Thursday, April 21, 2011

Sea Turtles and Ascension

Atlantic sea turtles were one of the surprises the American engineers found on Ascension Island during World War II.

When the the 1st Battalion, 38th Engineer Combat Regiment, landed on Ascension Island in April 1942, there were no buildings of any kind the unit could use for its living arrangements.  Nor were they sure, until they surveyed the island, where they would build the airfield, so they didn't want to set up a permanent camp.

Instead, they set up mess halls, kitchens, and tents by the ocean.  The only fresh water they had was the water they had brought with them, and salt water could at least be used for washing.  

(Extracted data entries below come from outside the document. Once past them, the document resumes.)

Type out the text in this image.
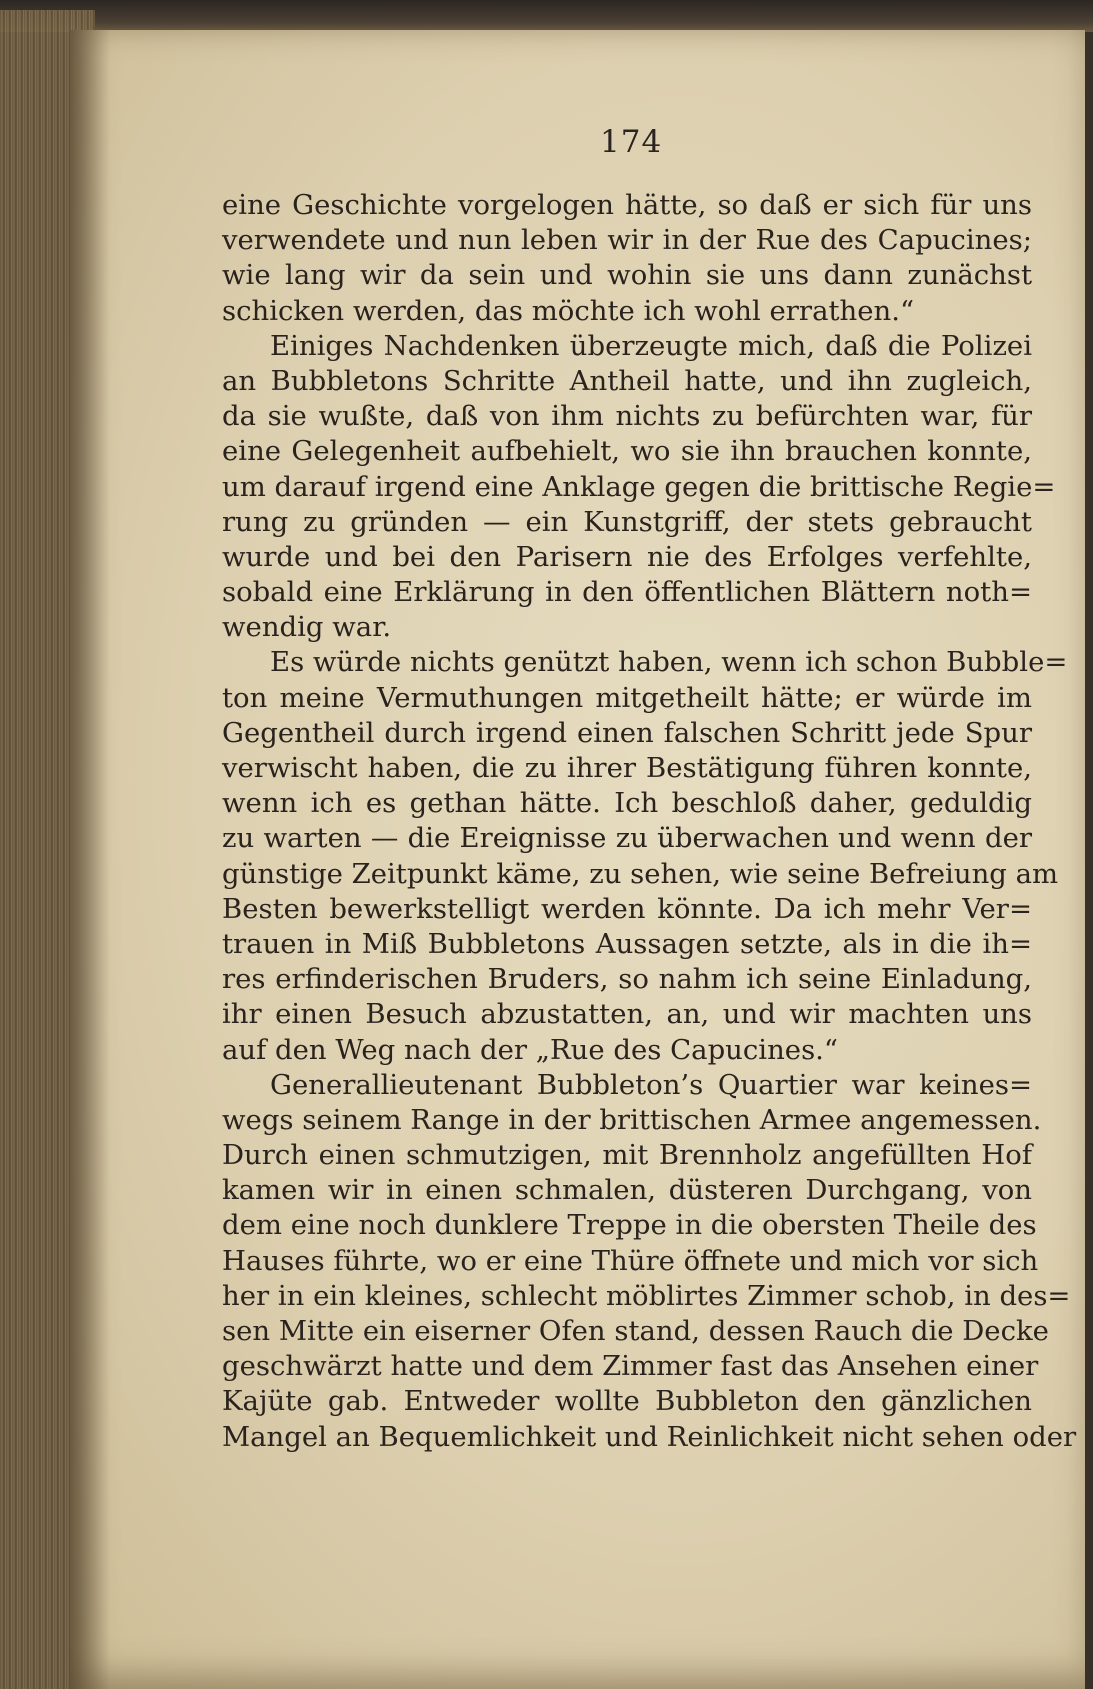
174
eine Geschichte vorgelogen hätte, so daß er sich für uns
verwendete und nun leben wir in der Rue des Capucines;
wie lang wir da sein und wohin sie uns dann zunächst
schicken werden, das möchte ich wohl errathen.“
Einiges Nachdenken überzeugte mich, daß die Polizei
an Bubbletons Schritte Antheil hatte, und ihn zugleich,
da sie wußte, daß von ihm nichts zu befürchten war, für
eine Gelegenheit aufbehielt, wo sie ihn brauchen konnte,
um darauf irgend eine Anklage gegen die brittische Regie=
rung zu gründen — ein Kunstgriff, der stets gebraucht
wurde und bei den Parisern nie des Erfolges verfehlte,
sobald eine Erklärung in den öffentlichen Blättern noth=
wendig war.
Es würde nichts genützt haben, wenn ich schon Bubble=
ton meine Vermuthungen mitgetheilt hätte; er würde im
Gegentheil durch irgend einen falschen Schritt jede Spur
verwischt haben, die zu ihrer Bestätigung führen konnte,
wenn ich es gethan hätte. Ich beschloß daher, geduldig
zu warten — die Ereignisse zu überwachen und wenn der
günstige Zeitpunkt käme, zu sehen, wie seine Befreiung am
Besten bewerkstelligt werden könnte. Da ich mehr Ver=
trauen in Miß Bubbletons Aussagen setzte, als in die ih=
res erfinderischen Bruders, so nahm ich seine Einladung,
ihr einen Besuch abzustatten, an, und wir machten uns
auf den Weg nach der „Rue des Capucines.“
Generallieutenant Bubbleton’s Quartier war keines=
wegs seinem Range in der brittischen Armee angemessen.
Durch einen schmutzigen, mit Brennholz angefüllten Hof
kamen wir in einen schmalen, düsteren Durchgang, von
dem eine noch dunklere Treppe in die obersten Theile des
Hauses führte, wo er eine Thüre öffnete und mich vor sich
her in ein kleines, schlecht möblirtes Zimmer schob, in des=
sen Mitte ein eiserner Ofen stand, dessen Rauch die Decke
geschwärzt hatte und dem Zimmer fast das Ansehen einer
Kajüte gab. Entweder wollte Bubbleton den gänzlichen
Mangel an Bequemlichkeit und Reinlichkeit nicht sehen oder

Their commander, General Frederick J. Clarke, reported later in National Geographic Magazine (May 1944):  "[The] shower baths installed later were salt-water showers.  Soldiers washed their mess kits and kitchen pots in the ocean--a quick but wet expedient since the waves 50 feet away at one moment were waist deep the next."

My father, then 2d. Lt. William Ashley Chapman, says they pitched their tents right on the sand.  The entire island was volcanic pumice and ash, so none of it looked very inviting.

He reports that the first week went well as they surveyed, got a generator going, and strung up electric lights.

But during the second week, in the middle of the night, something strange happened.  The men in their tents on the sand started to hear noises, like scratching.

A few of them got up and looked around and tried to go back to sleep.  But the scratching continued.

Then more got up and began to search for the source of the noise.  It was after "lights out" so they poked around with flashlights and carbide lanterns.

They began to see something that looked like it came directly out of science fiction.  Small turtles were emerging, as if by magic, from the sand under their tent floors and scrambling out to sea.

The wideawake terns, alerted by the noise, began dive bombing the baby turtles.  It was hatching season for the Atlantic sea turtles, whose mothers had migrated to the places of their birth on Ascension Island, laid their eggs, and headed back out to sea.

The camp that night was a scene of some confusion, as soldiers moved their sleeping bags, tents, mess kits, helmets, and other gear to higher ground.

The 38th Engineers had met a second long-term resident of Ascension Island (after the ubiquitous wideawake) and it was clear that it was the engineers who were the interlopers.